Whitman argued that the breadth of HP’s technology portfolio is a key advantage – “scale is a plus” – and that while the company expands into new areas like cloud computing and networking, it still benefits from its traditional businesses.

She noted that evolution during her talk, pointing out that in 2002, printing accounted for 40 percent of the company’s revenue and 95 percent of its profit. By 2011, printing was 20 percent of revenue and 30 percent of profit, a reflection of the effort her predecessors made in expanding the company’s reach.

“[Ex-CEOs] Carly Fiorina and Mark Hurd assembled a very powerful set of businesses,” Whitman said.

Endpoint’s Kay said much of HP’s problems can be traced back to cuts in R&D, initially under Fiorina and then accelerated under Hurd. It was innovation that built the company, and getting that going again will be hard, he said.
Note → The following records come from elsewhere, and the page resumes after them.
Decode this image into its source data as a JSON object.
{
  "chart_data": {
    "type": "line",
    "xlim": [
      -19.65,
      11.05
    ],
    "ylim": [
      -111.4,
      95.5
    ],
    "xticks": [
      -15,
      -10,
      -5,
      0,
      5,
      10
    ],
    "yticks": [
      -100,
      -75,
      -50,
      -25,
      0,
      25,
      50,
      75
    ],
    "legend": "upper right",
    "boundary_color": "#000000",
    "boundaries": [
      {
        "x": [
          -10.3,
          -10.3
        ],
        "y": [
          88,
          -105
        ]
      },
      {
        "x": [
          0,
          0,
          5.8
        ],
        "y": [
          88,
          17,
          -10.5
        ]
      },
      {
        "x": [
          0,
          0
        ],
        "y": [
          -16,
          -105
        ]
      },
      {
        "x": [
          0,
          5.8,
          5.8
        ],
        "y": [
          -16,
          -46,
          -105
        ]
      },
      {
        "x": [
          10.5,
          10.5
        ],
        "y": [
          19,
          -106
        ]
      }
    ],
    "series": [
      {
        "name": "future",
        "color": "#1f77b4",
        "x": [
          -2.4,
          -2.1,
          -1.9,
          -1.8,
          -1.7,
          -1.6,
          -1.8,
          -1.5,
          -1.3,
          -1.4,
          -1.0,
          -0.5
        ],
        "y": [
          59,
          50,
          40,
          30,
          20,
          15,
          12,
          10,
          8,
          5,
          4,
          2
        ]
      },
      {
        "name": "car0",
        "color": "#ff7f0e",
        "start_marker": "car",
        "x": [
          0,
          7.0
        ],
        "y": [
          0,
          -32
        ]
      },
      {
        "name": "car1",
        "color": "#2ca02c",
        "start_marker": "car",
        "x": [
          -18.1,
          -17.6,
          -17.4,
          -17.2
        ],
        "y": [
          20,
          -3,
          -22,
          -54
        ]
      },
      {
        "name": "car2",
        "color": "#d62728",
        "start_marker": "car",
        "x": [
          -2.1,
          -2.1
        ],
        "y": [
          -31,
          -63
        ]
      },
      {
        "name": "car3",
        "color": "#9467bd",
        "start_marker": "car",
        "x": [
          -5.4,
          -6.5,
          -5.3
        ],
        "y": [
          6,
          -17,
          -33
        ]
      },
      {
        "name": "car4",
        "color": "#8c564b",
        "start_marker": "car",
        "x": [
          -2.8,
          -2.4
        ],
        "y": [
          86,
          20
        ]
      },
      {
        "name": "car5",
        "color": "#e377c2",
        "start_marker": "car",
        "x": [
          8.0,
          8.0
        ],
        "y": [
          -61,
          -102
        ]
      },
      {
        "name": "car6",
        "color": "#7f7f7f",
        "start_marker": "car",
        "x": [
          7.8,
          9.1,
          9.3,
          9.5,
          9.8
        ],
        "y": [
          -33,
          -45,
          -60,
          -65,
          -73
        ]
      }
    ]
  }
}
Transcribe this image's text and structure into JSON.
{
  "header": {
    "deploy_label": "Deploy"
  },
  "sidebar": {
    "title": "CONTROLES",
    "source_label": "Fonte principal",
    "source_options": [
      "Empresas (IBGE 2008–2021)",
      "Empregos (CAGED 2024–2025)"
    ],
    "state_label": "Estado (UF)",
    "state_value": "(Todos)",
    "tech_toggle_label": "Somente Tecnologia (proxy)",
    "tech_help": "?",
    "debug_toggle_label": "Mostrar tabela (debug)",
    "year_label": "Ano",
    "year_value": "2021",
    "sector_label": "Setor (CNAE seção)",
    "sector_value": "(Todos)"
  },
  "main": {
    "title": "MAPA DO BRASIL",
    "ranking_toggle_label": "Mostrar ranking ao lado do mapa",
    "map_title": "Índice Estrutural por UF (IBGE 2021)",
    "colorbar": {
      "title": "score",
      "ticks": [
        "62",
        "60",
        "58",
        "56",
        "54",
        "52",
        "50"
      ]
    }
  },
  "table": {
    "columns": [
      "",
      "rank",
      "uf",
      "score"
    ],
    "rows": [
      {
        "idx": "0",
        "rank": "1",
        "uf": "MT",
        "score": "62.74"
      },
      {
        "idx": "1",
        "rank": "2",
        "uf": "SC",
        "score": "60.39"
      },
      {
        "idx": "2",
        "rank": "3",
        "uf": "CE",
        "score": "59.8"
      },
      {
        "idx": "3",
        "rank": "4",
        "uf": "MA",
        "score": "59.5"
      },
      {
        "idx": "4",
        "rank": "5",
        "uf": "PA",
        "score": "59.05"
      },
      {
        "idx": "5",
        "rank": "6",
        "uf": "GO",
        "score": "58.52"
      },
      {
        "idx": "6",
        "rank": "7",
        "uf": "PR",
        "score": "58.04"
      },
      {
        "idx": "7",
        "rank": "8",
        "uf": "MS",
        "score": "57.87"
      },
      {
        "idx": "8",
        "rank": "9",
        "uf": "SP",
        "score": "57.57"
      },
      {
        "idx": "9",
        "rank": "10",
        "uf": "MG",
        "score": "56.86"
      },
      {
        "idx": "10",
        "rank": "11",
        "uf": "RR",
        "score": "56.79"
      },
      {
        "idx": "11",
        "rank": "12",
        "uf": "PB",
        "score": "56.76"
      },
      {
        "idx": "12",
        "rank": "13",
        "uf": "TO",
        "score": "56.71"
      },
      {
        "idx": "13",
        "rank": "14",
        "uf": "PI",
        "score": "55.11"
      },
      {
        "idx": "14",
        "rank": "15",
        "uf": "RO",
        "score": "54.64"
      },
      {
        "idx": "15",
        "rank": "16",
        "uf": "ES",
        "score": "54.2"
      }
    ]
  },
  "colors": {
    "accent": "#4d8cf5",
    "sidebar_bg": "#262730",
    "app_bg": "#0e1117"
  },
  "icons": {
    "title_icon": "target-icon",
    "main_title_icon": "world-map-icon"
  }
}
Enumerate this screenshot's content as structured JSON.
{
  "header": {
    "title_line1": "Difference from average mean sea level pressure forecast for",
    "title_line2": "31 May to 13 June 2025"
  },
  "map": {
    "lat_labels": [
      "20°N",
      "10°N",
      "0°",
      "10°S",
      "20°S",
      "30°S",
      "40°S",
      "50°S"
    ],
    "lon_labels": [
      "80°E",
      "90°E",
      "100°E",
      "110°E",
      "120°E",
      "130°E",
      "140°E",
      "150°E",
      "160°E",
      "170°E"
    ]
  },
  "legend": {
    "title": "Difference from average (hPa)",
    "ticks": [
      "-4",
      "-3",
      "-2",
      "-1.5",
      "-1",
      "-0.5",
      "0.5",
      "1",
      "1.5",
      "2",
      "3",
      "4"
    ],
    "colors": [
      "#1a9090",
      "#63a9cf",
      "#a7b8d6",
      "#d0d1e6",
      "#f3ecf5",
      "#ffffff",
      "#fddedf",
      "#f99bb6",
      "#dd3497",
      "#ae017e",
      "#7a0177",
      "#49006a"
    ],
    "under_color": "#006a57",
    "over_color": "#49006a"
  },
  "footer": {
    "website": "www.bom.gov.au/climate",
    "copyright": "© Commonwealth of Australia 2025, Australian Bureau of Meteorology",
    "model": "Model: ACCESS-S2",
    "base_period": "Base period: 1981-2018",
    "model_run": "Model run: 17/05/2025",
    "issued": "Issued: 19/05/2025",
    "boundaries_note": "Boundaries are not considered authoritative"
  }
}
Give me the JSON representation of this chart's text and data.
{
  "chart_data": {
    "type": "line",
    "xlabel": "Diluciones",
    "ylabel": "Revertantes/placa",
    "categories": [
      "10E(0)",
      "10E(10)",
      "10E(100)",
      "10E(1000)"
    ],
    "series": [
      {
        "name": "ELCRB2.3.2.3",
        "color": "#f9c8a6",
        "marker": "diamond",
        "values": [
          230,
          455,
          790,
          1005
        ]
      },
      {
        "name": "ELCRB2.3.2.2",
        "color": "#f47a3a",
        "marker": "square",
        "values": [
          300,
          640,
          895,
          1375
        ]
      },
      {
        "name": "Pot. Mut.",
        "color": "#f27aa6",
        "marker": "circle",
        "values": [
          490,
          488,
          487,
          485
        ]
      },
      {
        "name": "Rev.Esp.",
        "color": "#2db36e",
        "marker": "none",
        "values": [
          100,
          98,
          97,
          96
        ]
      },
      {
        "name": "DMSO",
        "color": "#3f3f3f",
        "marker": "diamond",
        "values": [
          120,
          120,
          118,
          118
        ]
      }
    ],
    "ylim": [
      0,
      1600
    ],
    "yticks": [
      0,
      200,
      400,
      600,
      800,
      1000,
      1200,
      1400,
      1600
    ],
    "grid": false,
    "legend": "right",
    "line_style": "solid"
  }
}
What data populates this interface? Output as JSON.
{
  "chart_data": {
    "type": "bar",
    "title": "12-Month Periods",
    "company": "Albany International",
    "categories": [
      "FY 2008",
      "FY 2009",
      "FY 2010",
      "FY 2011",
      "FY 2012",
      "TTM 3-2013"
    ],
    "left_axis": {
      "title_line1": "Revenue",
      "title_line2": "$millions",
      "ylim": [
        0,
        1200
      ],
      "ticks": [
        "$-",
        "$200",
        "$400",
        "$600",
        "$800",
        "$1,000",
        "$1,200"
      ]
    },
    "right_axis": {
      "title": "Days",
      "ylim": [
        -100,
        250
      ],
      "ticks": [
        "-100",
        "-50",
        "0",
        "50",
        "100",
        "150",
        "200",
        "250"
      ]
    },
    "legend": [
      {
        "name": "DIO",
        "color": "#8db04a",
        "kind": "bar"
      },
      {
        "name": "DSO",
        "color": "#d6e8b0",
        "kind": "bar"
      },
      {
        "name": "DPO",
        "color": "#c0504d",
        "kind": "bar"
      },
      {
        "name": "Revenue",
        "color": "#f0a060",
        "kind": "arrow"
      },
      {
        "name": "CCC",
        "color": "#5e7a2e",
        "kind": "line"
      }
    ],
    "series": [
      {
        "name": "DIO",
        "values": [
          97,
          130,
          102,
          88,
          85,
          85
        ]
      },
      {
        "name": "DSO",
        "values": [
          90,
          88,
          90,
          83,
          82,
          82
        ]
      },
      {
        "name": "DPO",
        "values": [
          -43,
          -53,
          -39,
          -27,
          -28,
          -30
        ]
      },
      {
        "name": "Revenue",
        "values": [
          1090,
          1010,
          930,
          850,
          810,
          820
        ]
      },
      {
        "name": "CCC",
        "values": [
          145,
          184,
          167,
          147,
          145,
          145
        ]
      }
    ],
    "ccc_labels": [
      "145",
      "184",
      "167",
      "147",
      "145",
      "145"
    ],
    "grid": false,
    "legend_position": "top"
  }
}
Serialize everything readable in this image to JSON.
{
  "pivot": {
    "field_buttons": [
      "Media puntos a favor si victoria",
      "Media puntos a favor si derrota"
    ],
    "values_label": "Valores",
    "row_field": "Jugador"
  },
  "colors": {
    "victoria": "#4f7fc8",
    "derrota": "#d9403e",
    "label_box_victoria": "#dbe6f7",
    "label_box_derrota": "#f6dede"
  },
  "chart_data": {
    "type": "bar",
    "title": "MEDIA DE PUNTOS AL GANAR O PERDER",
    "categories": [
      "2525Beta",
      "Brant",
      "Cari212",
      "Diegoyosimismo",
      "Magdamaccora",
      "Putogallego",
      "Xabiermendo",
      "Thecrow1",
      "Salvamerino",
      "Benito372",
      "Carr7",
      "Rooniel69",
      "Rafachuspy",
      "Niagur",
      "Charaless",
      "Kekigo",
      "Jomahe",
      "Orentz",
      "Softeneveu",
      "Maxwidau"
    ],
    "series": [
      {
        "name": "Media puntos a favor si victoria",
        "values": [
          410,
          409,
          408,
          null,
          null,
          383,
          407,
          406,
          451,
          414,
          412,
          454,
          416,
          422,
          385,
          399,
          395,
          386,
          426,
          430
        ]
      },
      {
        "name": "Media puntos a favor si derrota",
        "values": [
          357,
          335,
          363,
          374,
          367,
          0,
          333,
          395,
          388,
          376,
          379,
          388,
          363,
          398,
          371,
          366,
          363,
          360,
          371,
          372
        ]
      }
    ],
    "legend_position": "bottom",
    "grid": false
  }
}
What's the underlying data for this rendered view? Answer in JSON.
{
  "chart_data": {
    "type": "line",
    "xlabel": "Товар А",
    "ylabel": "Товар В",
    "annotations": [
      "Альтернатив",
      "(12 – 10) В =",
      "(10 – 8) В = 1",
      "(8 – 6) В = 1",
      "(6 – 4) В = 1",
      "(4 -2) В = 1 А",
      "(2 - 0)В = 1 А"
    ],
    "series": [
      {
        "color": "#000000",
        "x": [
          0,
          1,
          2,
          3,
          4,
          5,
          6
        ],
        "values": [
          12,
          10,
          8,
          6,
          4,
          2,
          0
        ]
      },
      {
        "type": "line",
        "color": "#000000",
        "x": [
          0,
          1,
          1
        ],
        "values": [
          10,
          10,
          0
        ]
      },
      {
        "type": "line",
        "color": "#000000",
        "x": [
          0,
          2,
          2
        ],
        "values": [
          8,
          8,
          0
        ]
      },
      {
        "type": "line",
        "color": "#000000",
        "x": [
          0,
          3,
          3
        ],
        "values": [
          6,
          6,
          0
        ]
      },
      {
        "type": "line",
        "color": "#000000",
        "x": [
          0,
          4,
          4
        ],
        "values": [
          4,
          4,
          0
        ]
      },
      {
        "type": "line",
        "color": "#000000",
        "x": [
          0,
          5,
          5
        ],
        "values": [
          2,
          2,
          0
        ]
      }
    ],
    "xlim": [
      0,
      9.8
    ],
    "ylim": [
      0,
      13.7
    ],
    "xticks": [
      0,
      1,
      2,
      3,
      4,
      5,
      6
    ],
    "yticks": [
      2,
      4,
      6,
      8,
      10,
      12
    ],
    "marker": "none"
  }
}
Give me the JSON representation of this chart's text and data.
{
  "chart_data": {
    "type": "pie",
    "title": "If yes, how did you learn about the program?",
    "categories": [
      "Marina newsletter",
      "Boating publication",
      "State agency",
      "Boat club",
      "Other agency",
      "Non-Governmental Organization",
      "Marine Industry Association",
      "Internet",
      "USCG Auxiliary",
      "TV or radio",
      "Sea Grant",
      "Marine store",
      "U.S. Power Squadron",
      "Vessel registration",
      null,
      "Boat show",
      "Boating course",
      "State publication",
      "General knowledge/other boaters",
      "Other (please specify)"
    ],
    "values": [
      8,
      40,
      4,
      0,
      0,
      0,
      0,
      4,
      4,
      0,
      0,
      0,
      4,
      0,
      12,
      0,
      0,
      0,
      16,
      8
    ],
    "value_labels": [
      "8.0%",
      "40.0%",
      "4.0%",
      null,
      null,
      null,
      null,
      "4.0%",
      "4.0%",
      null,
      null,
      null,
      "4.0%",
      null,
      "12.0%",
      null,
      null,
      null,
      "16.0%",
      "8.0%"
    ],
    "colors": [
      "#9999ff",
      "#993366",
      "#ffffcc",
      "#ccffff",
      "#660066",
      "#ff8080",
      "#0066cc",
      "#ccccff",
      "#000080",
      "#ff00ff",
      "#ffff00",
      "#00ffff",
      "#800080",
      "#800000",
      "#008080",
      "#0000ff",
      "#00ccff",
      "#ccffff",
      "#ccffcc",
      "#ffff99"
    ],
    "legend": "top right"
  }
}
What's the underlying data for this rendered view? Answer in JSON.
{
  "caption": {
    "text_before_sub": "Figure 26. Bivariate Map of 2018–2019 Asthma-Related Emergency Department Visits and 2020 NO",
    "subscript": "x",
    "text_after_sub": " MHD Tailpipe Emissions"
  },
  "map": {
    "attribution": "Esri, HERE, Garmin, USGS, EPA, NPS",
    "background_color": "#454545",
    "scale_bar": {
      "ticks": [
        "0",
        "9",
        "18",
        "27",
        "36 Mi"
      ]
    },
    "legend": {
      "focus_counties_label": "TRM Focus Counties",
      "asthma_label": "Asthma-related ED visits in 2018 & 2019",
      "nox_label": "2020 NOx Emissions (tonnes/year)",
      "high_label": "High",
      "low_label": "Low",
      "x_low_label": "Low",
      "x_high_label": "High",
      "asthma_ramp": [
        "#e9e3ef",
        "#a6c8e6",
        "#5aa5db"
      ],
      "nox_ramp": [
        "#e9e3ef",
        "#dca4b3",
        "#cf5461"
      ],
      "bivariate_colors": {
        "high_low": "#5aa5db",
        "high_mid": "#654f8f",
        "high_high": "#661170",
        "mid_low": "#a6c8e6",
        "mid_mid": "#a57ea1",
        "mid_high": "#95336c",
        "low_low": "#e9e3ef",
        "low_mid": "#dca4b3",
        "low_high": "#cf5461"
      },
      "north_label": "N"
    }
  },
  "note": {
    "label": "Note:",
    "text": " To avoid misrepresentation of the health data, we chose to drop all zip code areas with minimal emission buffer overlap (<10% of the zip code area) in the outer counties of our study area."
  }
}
“That was the engine that fuelled their business for years,” Kay said, adding that HP has been “living off the fumes of that for … seven or eight years.”

It’s unclear whether Whitman will get the time and patience she is asking for to turn around the company. Even as she spoke to analysts, the company’s stock price slid even lower, and some analysts have begun to speculate about her future with the company. However, Kay said there was legitimacy to her claim that unsettled executive leadership in recent years has hurt HP.

“It’s the wrong way to go to change CEOs again, for all the reasons that she said,” Kay said, adding that she appears to be a good manager. And righting HP’s ship is not an easy task for anyone. “If not her, then who?”